Converting unusual XML file to CSV using Python-CodePudding

I'm having an issue with my XML file. I would like to achieve the same as in: https://www.delftstack.com/howto/python/xml-to-csv-python/

However, my XML file looks a bit different, for example:

<students>
<student name="Rick Grimes" rollnumber="1" age="15"/>
<student name="Lori Grimes" rollnumber="2" age="16"/>
<student name="Judith Grimes" rollnumber="4" age="13"/>
</students>

The code specified in the link does not work with this formatting.

from xml.etree import ElementTree

tree = ElementTree.parse("input.xml")
root = tree.getroot()

for student in root:
    name = student.find("name").text
    roll_number = student.find("rollnumber").text
    age = student.find("age").text
    print(f"{name},{roll_number},{age}")

I have very little coding experience, so hoping someone on here can help me out.

Expected result:

Rick Grimes,1,15 Lori Grimes,2,16 Carl Grimes,3,14 Judith Grimes,4,13

Actual result:

AttributeError: 'NoneType' object has no attribute 'text'

CodePudding user response：

text refers to the actual text of the tag. To make it clear:

<student> text here </student>

You don't have any here since your tags are autoclosing. What you are looking for is the tag attribute attrib: doc here

Something like this should help you get what you're looking for:

for student in root:
    print(student.attrib)

CodePudding user response：

You cannot get the text if there aren't any text to get.

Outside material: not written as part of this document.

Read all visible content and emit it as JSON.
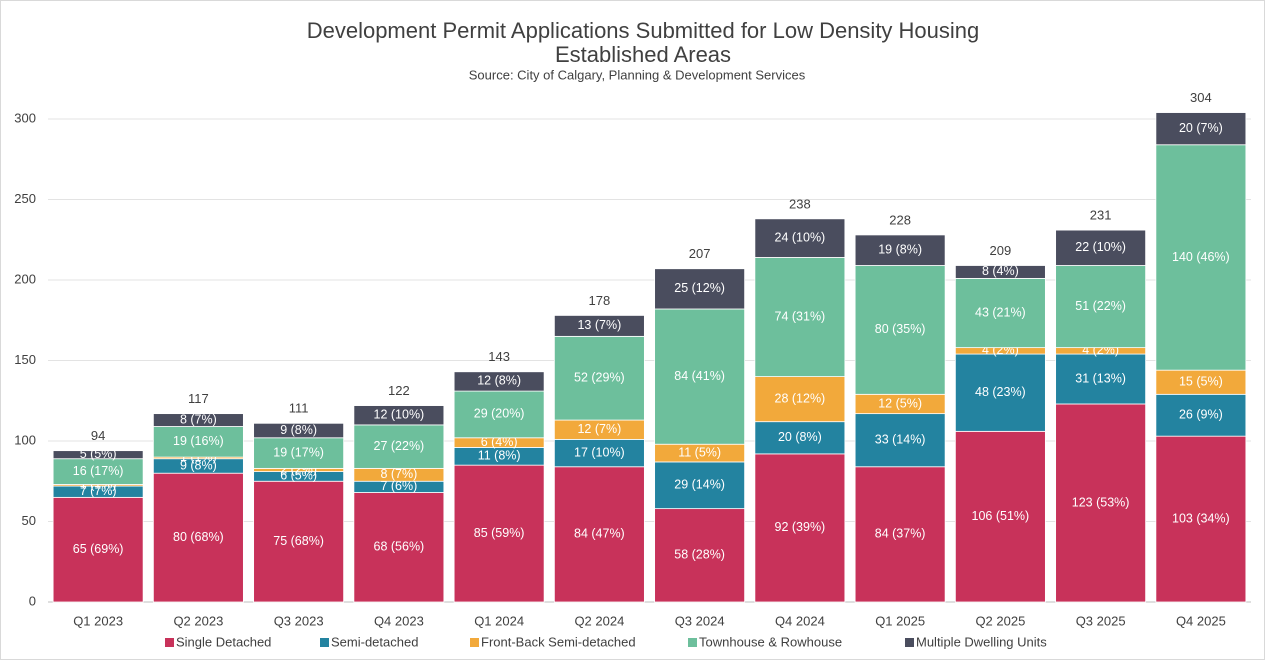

Instead you want to use .attrib[key] as you have the values as attributes.

I have modified your example so that it will work with your XML file.

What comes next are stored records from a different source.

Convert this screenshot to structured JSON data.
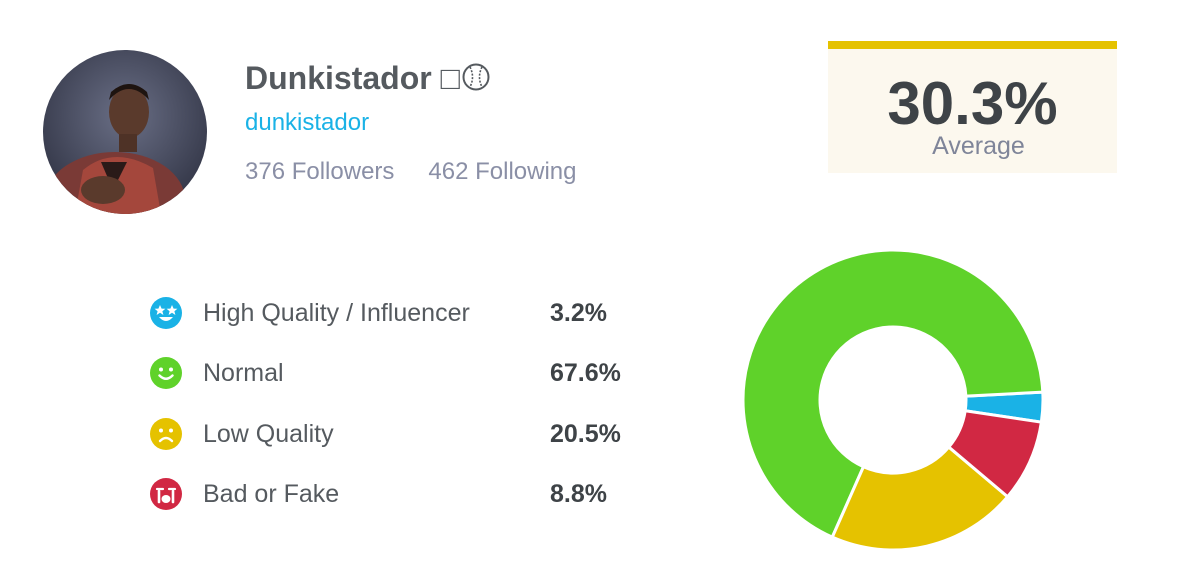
{
  "profile": {
    "name": "Dunkistador",
    "name_glyph": "□",
    "handle": "dunkistador",
    "followers": "376 Followers",
    "following": "462 Following"
  },
  "score": {
    "value": "30.3%",
    "label": "Average",
    "accent_color": "#e5c200"
  },
  "legend": [
    {
      "label": "High Quality / Influencer",
      "value": "3.2%",
      "color": "#1ab2e6",
      "icon": "star-eyes-face-icon"
    },
    {
      "label": "Normal",
      "value": "67.6%",
      "color": "#5fd22a",
      "icon": "smiling-face-icon"
    },
    {
      "label": "Low Quality",
      "value": "20.5%",
      "color": "#e5c200",
      "icon": "frowning-face-icon"
    },
    {
      "label": "Bad or Fake",
      "value": "8.8%",
      "color": "#d12843",
      "icon": "crying-face-icon"
    }
  ],
  "chart_data": {
    "type": "pie",
    "donut": true,
    "categories": [
      "High Quality / Influencer",
      "Normal",
      "Low Quality",
      "Bad or Fake"
    ],
    "values": [
      3.2,
      67.6,
      20.5,
      8.8
    ],
    "colors": [
      "#1ab2e6",
      "#5fd22a",
      "#e5c200",
      "#d12843"
    ]
  }
}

from xml.etree import ElementTree

tree = ElementTree.parse("input.xml")
root = tree.getroot()

for student in root:
    name = student.attrib["name"]
    roll_number = student.attrib["rollnumber"]
    age = student.attrib["age"]
    print(f"{name},{roll_number},{age}")

I hope this will help you.

CodePudding user response：

import io
from xml.etree import ElementTree

xml_string = """<students>
        <student name="Rick Grimes" rollnumber="1" age="15"/>
        <student name="Lori Grimes" rollnumber="2" age="16"/>
        <student name="Judith Grimes" rollnumber="4" age="13"/>
        </students>"""

file = io.StringIO(xml_string)
tree = ElementTree.parse(file)
root = tree.getroot()

result = ""
for student in root:
    result  = f"{student.attrib['name']},{student.attrib['rollnumber']},{student.attrib['age']} "
print(result)

result

Rick Grimes,1,15 Lori Grimes,2,16 Judith Grimes,4,13

CodePudding user response：

For such easy structured XML you can use also the build in function from pandas in two lines of code:

import pandas as pd

df = pd.read_xml('caroline.xml', xpath='.//student')
csv = df.to_csv('caroline.csv', index=False)

# For visualization only
with open('caroline.csv', 'r') as f:
    lines = f.readlines()

for line in lines:
    print(line)

Output:

name,rollnumber,age
Rick Grimes,1,15
Lori Grimes,2,16
Judith Grimes,4,13

With the option header=False you can also switch off to write the header to the csv file.